Bullen, C.D., A.A. Campos, E.J. Gregr, I. McKechnie and K.M.A. Chan “The ghost of a giant – Six hypotheses for how an extinct megaherbivore structured kelp forests across the North Pacific Rim.” Global Ecology and Biogeography n/a(n/a). Doi: 10.1111/geb.13370
Aim The global decline of megafauna is believed to have had significant and widespread ecological impacts. One such extinction of likely important consequence is the 18th century extinction of the Steller’s sea cow (Hydrodamalis gigas); however, little has been written about how the loss of this megaherbivore may have impacted coastal ecosystem dynamics. Drawing on historical evidence, sea cow biology, kelp forest ecology, and the ecology of extant sirenians, we propose several discrete hypotheses about the effects Steller’s sea cows may have had on kelp forest dynamics of the North Pacific.

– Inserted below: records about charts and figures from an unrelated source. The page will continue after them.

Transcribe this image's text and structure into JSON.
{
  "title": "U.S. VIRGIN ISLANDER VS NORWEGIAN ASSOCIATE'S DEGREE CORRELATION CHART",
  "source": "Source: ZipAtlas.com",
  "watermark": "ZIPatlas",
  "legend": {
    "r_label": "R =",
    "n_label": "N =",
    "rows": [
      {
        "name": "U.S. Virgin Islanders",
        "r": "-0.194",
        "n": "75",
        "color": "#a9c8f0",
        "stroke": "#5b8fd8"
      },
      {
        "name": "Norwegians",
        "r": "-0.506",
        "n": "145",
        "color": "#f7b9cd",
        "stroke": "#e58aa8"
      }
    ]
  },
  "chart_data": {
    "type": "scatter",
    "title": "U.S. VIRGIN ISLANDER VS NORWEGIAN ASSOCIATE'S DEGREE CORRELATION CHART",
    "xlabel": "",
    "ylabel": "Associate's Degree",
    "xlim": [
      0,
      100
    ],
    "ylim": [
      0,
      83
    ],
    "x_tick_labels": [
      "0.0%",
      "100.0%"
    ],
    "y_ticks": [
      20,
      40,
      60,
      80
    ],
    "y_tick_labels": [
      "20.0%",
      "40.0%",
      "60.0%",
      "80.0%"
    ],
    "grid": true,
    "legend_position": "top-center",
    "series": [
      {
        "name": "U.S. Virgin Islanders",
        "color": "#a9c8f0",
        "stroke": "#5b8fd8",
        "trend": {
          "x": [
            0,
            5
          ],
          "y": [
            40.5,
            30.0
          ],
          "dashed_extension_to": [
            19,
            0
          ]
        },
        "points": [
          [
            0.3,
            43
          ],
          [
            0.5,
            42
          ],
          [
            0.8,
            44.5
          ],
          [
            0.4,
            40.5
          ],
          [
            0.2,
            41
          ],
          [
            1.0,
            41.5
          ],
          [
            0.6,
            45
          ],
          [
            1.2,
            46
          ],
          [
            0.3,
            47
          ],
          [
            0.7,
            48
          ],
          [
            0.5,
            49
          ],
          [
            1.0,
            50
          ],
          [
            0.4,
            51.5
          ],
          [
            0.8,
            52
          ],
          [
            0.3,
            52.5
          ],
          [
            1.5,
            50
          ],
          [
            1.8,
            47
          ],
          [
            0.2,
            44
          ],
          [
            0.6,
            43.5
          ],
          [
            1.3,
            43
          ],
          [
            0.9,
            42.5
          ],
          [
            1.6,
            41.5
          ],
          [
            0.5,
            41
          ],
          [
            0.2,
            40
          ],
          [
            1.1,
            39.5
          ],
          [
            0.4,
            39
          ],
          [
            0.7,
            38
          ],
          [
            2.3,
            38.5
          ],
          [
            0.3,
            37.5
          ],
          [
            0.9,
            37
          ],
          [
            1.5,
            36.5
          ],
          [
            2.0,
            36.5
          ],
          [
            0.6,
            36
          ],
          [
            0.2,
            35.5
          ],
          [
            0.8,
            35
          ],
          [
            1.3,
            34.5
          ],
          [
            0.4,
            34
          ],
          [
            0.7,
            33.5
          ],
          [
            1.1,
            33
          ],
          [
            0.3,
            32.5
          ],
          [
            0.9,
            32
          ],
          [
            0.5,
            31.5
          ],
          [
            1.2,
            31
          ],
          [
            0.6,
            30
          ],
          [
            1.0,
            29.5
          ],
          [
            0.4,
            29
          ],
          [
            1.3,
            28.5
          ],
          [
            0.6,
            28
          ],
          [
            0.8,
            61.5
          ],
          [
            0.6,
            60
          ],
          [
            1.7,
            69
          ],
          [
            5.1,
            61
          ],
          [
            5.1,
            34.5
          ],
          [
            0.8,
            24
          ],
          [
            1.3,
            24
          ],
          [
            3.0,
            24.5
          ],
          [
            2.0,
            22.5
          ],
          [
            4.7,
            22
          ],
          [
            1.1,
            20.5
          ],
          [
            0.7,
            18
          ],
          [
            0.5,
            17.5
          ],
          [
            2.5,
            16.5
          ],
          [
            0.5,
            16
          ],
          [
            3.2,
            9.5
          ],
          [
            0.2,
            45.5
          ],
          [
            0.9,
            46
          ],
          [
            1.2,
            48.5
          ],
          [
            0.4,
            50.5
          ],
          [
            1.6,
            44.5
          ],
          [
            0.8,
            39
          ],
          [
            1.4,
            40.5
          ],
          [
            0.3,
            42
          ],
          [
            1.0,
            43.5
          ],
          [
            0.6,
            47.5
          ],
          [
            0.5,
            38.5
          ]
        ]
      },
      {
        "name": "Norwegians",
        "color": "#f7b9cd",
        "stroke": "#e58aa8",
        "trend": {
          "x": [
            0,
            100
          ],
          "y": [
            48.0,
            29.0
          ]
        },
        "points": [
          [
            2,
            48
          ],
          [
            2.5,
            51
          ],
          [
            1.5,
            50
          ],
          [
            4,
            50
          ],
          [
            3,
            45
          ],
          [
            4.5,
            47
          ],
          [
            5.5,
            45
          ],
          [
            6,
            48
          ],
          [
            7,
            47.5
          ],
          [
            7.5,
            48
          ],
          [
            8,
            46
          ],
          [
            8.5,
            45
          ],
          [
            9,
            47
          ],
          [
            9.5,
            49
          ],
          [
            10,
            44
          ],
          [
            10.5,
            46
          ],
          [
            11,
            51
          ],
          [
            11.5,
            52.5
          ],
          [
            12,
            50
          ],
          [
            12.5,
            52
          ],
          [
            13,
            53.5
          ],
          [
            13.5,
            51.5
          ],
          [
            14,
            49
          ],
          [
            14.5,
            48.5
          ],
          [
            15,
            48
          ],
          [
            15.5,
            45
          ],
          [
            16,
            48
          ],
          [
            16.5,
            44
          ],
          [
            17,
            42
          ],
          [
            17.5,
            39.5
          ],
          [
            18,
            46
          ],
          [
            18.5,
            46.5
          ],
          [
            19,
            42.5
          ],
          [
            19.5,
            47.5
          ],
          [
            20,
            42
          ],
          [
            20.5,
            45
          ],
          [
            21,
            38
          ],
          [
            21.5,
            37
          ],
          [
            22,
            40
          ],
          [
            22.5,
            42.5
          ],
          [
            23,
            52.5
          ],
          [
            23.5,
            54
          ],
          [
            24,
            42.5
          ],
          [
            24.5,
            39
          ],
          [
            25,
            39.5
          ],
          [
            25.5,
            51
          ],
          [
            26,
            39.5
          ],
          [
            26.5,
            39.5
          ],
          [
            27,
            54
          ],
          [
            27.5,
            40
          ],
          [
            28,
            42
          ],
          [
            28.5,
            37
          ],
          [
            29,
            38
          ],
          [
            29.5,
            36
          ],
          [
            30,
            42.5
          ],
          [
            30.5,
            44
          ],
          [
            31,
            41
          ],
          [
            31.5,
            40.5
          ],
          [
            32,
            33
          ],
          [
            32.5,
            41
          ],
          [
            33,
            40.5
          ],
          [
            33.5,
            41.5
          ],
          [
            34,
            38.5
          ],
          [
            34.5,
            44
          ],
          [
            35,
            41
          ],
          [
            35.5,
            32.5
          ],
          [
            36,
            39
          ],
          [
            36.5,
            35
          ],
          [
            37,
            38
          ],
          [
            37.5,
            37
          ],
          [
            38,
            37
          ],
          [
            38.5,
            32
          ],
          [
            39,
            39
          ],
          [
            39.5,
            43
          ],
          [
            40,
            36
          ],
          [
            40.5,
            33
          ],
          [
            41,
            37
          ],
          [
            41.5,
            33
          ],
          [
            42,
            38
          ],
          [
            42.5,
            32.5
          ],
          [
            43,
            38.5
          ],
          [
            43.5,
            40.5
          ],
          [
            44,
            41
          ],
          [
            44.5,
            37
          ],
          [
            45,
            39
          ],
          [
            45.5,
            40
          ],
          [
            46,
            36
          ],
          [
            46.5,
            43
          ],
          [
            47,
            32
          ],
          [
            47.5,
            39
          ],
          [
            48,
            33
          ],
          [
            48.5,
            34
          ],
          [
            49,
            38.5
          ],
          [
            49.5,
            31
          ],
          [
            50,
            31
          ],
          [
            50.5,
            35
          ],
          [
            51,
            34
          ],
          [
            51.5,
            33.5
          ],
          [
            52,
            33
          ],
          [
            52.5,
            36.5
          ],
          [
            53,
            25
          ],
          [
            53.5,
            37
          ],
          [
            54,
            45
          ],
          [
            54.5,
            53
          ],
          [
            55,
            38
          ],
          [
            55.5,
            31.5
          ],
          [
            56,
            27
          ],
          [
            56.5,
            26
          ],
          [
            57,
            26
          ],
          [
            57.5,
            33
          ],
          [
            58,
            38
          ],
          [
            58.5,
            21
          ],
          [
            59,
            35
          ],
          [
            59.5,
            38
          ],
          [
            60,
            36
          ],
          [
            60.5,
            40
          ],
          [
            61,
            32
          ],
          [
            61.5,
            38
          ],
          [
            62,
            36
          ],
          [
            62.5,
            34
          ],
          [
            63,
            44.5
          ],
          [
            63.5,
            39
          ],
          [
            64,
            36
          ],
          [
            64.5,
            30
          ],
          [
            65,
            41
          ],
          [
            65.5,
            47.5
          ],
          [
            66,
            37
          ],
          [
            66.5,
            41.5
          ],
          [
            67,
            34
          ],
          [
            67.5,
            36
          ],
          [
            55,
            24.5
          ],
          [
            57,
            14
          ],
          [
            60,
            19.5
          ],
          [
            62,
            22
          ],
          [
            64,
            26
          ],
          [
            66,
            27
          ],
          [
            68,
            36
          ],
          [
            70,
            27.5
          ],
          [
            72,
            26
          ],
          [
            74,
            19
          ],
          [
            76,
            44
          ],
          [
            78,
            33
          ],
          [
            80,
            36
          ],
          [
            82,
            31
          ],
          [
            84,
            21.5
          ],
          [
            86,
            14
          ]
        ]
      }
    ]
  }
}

Location North Pacific Ocean.
Time period Pre-1760s.
Major taxa studied Steller’s sea cow (Hydrodamalis gigas).
Results & conclusions The evidence we review suggests that Steller’s sea cows exerted substantial direct and indirect influences on kelp forests, likely affecting the physical ecosystem structure, productivity, nutrient cycling, species interactions, and export of nutrients to surrounding ecosystems. This suggests that kelp forest dynamics and resilience were already significantly altered prior to the influence of more recent and well-known stressors, such as industrial fishing and climate change, and illustrates the important ecological roles that are lost with megafaunal extinction.